How the SPA reaches the API

Same-origin. The Vite build output is served by the same Go binary on the same port, so fetch('/api/...') just works.

In dev (make web-dev), Vite serves the SPA on :5173 and proxies /api/* to pluma on :8787. Same fetch code on the FE side.

State in the SPA

Svelte 5 runes. Stores live in web/src/lib/*.svelte.ts:

  • conversationStore — the list of chats; init() fetches on first read; update() mutates in place.
  • characterStore, personaStore, connectionStore, samplerStore, imageConnectionStore, tailscaleStore, authStore, setupStore, userStore, voiceLibrary (in api.ts).

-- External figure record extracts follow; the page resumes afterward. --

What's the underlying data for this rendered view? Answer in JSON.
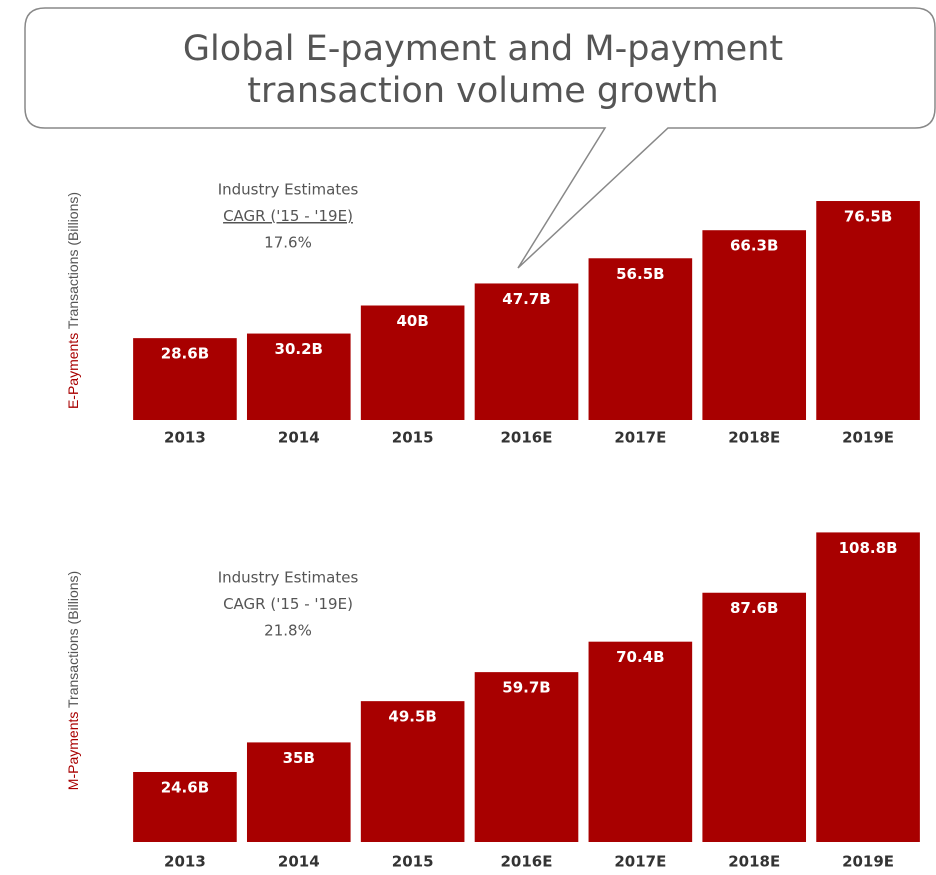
{
  "title": "Global E-payment and M-payment transaction volume growth",
  "chart_data": [
    {
      "type": "bar",
      "ylabel_highlight": "E-Payments",
      "ylabel": "Transactions (Billions)",
      "annotation": [
        "Industry Estimates",
        "CAGR ('15 - '19E)",
        "17.6%"
      ],
      "categories": [
        "2013",
        "2014",
        "2015",
        "2016E",
        "2017E",
        "2018E",
        "2019E"
      ],
      "values": [
        28.6,
        30.2,
        40,
        47.7,
        56.5,
        66.3,
        76.5
      ],
      "value_labels": [
        "28.6B",
        "30.2B",
        "40B",
        "47.7B",
        "56.5B",
        "66.3B",
        "76.5B"
      ],
      "color": "#a80000",
      "ylim": [
        0,
        80
      ]
    },
    {
      "type": "bar",
      "ylabel_highlight": "M-Payments",
      "ylabel": "Transactions (Billions)",
      "annotation": [
        "Industry Estimates",
        "CAGR ('15 - '19E)",
        "21.8%"
      ],
      "categories": [
        "2013",
        "2014",
        "2015",
        "2016E",
        "2017E",
        "2018E",
        "2019E"
      ],
      "values": [
        24.6,
        35,
        49.5,
        59.7,
        70.4,
        87.6,
        108.8
      ],
      "value_labels": [
        "24.6B",
        "35B",
        "49.5B",
        "59.7B",
        "70.4B",
        "87.6B",
        "108.8B"
      ],
      "color": "#a80000",
      "ylim": [
        0,
        110
      ]
    }
  ]
}
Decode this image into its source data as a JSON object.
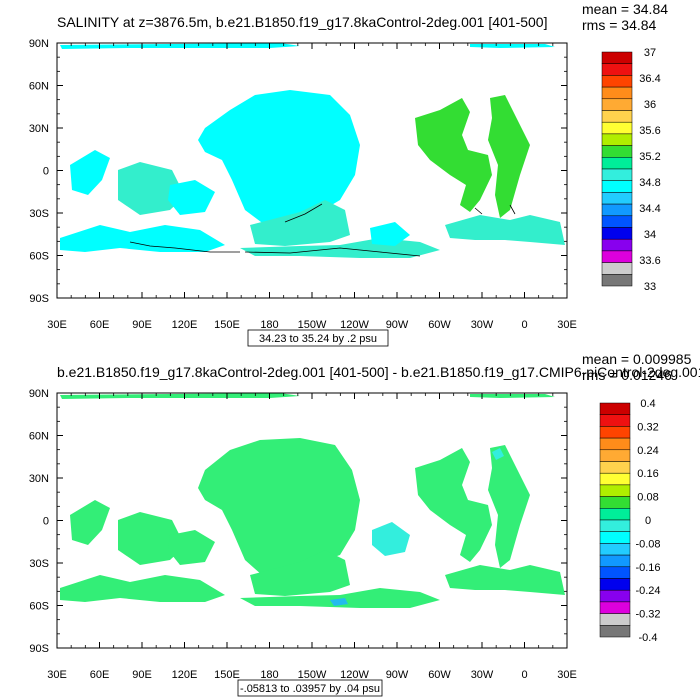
{
  "chart_data": [
    {
      "type": "heatmap",
      "title": "SALINITY at z=3876.5m, b.e21.B1850.f19_g17.8kaControl-2deg.001 [401-500]",
      "stats": [
        "mean = 34.84",
        "rms = 34.84"
      ],
      "range_label": "34.23 to 35.24 by .2 psu",
      "x_tick_labels": [
        "30E",
        "60E",
        "90E",
        "120E",
        "150E",
        "180",
        "150W",
        "120W",
        "90W",
        "60W",
        "30W",
        "0",
        "30E"
      ],
      "y_tick_labels": [
        "90N",
        "60N",
        "30N",
        "0",
        "30S",
        "60S",
        "90S"
      ],
      "colorbar_labels": [
        "37",
        "36.4",
        "36",
        "35.6",
        "35.2",
        "34.8",
        "34.4",
        "34",
        "33.6",
        "33"
      ],
      "colorbar_colors": [
        "#cc0000",
        "#ee1111",
        "#ff4400",
        "#ff8c1a",
        "#ffaa33",
        "#ffd24d",
        "#ffff33",
        "#b0ee00",
        "#33dd33",
        "#00ee99",
        "#33eedd",
        "#00ffff",
        "#22ccff",
        "#1199ff",
        "#0055ff",
        "#0000ee",
        "#8800ee",
        "#dd00dd",
        "#cccccc",
        "#777777"
      ],
      "field_colors": [
        "#00ffff",
        "#33eecc",
        "#33dd33"
      ]
    },
    {
      "type": "heatmap",
      "title": "b.e21.B1850.f19_g17.8kaControl-2deg.001 [401-500] - b.e21.B1850.f19_g17.CMIP6-piControl-2deg.001",
      "stats": [
        "mean = 0.009985",
        "rms = 0.01246"
      ],
      "range_label": "-.05813 to .03957 by .04 psu",
      "x_tick_labels": [
        "30E",
        "60E",
        "90E",
        "120E",
        "150E",
        "180",
        "150W",
        "120W",
        "90W",
        "60W",
        "30W",
        "0",
        "30E"
      ],
      "y_tick_labels": [
        "90N",
        "60N",
        "30N",
        "0",
        "30S",
        "60S",
        "90S"
      ],
      "colorbar_labels": [
        "0.4",
        "0.32",
        "0.24",
        "0.16",
        "0.08",
        "0",
        "-0.08",
        "-0.16",
        "-0.24",
        "-0.32",
        "-0.4"
      ],
      "colorbar_colors": [
        "#cc0000",
        "#ee1111",
        "#ff4400",
        "#ff8c1a",
        "#ffaa33",
        "#ffd24d",
        "#ffff33",
        "#b0ee00",
        "#33dd33",
        "#00ee99",
        "#33eedd",
        "#00ffff",
        "#22ccff",
        "#1199ff",
        "#0055ff",
        "#0000ee",
        "#8800ee",
        "#dd00dd",
        "#cccccc",
        "#777777"
      ],
      "field_colors": [
        "#33ee77",
        "#33eedd",
        "#22bbee"
      ]
    }
  ]
}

A store is an object with $state/$derived properties exposed via getters. Reactivity is automatic; UI components subscribe by reading.

The theme system (web/src/themes/index.ts) registers themes in a Map<id, Theme>, applies via style.setProperty for each token, persists the active id to localStorage.

Background work

Job Where
Auto-portrait on character save goroutine in characters.go after PUT; status polled at /api/characters/{id}/avatar/status
Auto-titler on first user-driven exchange goroutine in handlers.go; runs a non-streaming chat completion against the same model
Model download per-job goroutine in model_download.go; cancel via POST /api/models/downloads/{id}/cancel
TTS speak synchronous; each call blocks the requesting connection until the upstream returns audio bytes
Tailscale auth-URL watch goroutine in tsnet.go; ticks every 750 ms while Up() is blocked; exits when the node enters running

In-memory only. Recovers on restart by simply re-running (e.g. the auto-portrait job re-checks the avatar status; if it's done, no work). No persistent job queue.